Bottom line: it's good to be aware of cost factors, but you won't know how fast or slow it is in reality, until you measure (which you did!). ETS tables are fast enough for most purposes. :)
BR, Ulf W
* The garbage collector uses its own copying techniques, since it doesn't have to be limited to copying one term at a time, and also _must_ preserve subterm sharing.
> I know that lookup time is constant for ETS tables. But I also heard > that the table is kept outside of the process and when retrieving data, > the data needs to be moved to the process heap. So, this is expensive. > But then, how to explain this:
> It takes 106000 microseconds to retrieve 1986392 long list which is > pretty fast, isn't it? > I also tried it from a module and the result is the same.
Thanks for the informative answer. I did some tests with memcpy in C and it turns out that 0.1 second for ~2MB data is not "quite fast" but, I guess, normal.
> Well, reading from ETS does impose a copy operation, but this is just as efficient (as far as it goes) as message passing, which also copies. Exactly the same copy operation is used, in fact.
> And just as with message passing, if you are using binaries, they may be passed by reference instead, as has already been pointed out.
> Given that term copying is central in message passing and GC, as well as in ETS, a lot of time has been invested in optimizing it*. The Erlang VM does it well, but of course, copying is always copying - the cost will be relative to the size of the data, and the emulator must traverse the term in order to know what's in it.

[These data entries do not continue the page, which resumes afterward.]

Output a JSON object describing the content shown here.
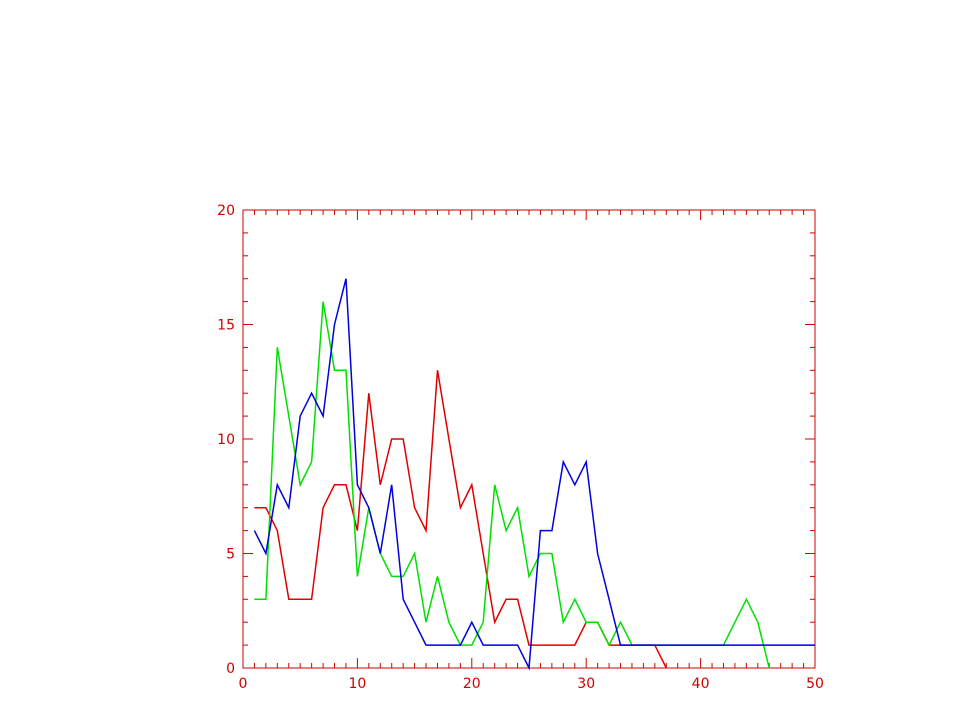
{
  "chart_data": {
    "type": "line",
    "title": "",
    "xlabel": "",
    "ylabel": "",
    "xlim": [
      0,
      50
    ],
    "ylim": [
      0,
      20
    ],
    "x_ticks": [
      0,
      10,
      20,
      30,
      40,
      50
    ],
    "y_ticks": [
      0,
      5,
      10,
      15,
      20
    ],
    "x_tick_labels": [
      "0",
      "10",
      "20",
      "30",
      "40",
      "50"
    ],
    "y_tick_labels": [
      "0",
      "5",
      "10",
      "15",
      "20"
    ],
    "x_minor_step": 1,
    "y_minor_step": 1,
    "grid": false,
    "axis_color": "#d00000",
    "series": [
      {
        "color": "#e00000",
        "x": [
          1,
          2,
          3,
          4,
          5,
          6,
          7,
          8,
          9,
          10,
          11,
          12,
          13,
          14,
          15,
          16,
          17,
          18,
          19,
          20,
          21,
          22,
          23,
          24,
          25,
          26,
          27,
          28,
          29,
          30,
          31,
          32,
          33,
          34,
          35,
          36,
          37
        ],
        "y": [
          7,
          7,
          6,
          3,
          3,
          3,
          7,
          8,
          8,
          6,
          12,
          8,
          10,
          10,
          7,
          6,
          13,
          10,
          7,
          8,
          5,
          2,
          3,
          3,
          1,
          1,
          1,
          1,
          1,
          2,
          2,
          1,
          1,
          1,
          1,
          1,
          0
        ]
      },
      {
        "color": "#00e000",
        "x": [
          1,
          2,
          3,
          4,
          5,
          6,
          7,
          8,
          9,
          10,
          11,
          12,
          13,
          14,
          15,
          16,
          17,
          18,
          19,
          20,
          21,
          22,
          23,
          24,
          25,
          26,
          27,
          28,
          29,
          30,
          31,
          32,
          33,
          34,
          35,
          36,
          37,
          38,
          39,
          40,
          41,
          42,
          43,
          44,
          45,
          46
        ],
        "y": [
          3,
          3,
          14,
          11,
          8,
          9,
          16,
          13,
          13,
          4,
          7,
          5,
          4,
          4,
          5,
          2,
          4,
          2,
          1,
          1,
          2,
          8,
          6,
          7,
          4,
          5,
          5,
          2,
          3,
          2,
          2,
          1,
          2,
          1,
          1,
          1,
          1,
          1,
          1,
          1,
          1,
          1,
          2,
          3,
          2,
          0
        ]
      },
      {
        "color": "#0000e0",
        "x": [
          1,
          2,
          3,
          4,
          5,
          6,
          7,
          8,
          9,
          10,
          11,
          12,
          13,
          14,
          15,
          16,
          17,
          18,
          19,
          20,
          21,
          22,
          23,
          24,
          25,
          26,
          27,
          28,
          29,
          30,
          31,
          32,
          33,
          34,
          35,
          36,
          37,
          38,
          39,
          40,
          41,
          42,
          43,
          44,
          45,
          46,
          47,
          48,
          49,
          50
        ],
        "y": [
          6,
          5,
          8,
          7,
          11,
          12,
          11,
          15,
          17,
          8,
          7,
          5,
          8,
          3,
          2,
          1,
          1,
          1,
          1,
          2,
          1,
          1,
          1,
          1,
          0,
          6,
          6,
          9,
          8,
          9,
          5,
          3,
          1,
          1,
          1,
          1,
          1,
          1,
          1,
          1,
          1,
          1,
          1,
          1,
          1,
          1,
          1,
          1,
          1,
          1
        ]
      }
    ]
  }
}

> The actual code is in $ERL_TOP/erts/emulator/beam/copy.c (copy_struct()), or:
> Another potential performance issue with ETS tables is locking, if you have many cores. Again, this is an area that the ERTS team is working hard on, so it gets better and better. However, shared data structures are notoriously hard to manage as the core count grows.
> Bottom line: it's good to be aware of cost factors, but you won't know how fast or slow it is in reality, until you measure (which you did!). ETS tables are fast enough for most purposes. :)
> BR, > Ulf W
> * The garbage collector uses its own copying techniques, since it doesn't have to be limited to copying one term at a time, and also _must_ preserve subterm sharing.
> On 11 Jan 2012, at 12:15, Martin Dimitrov wrote:
>> I know that lookup time is constant for ETS tables. But I also heard >> that the table is kept outside of the process and when retrieving data, >> the data needs to be moved to the process heap. So, this is expensive. >> But then, how to explain this:
>> It takes 106000 microseconds to retrieve 1986392 long list which is >> pretty fast, isn't it? >> I also tried it from a module and the result is the same.
> Copy from ETS actually uses copy_shallow() which is simpler and even more effective as the term is known to be contained within one continuous block.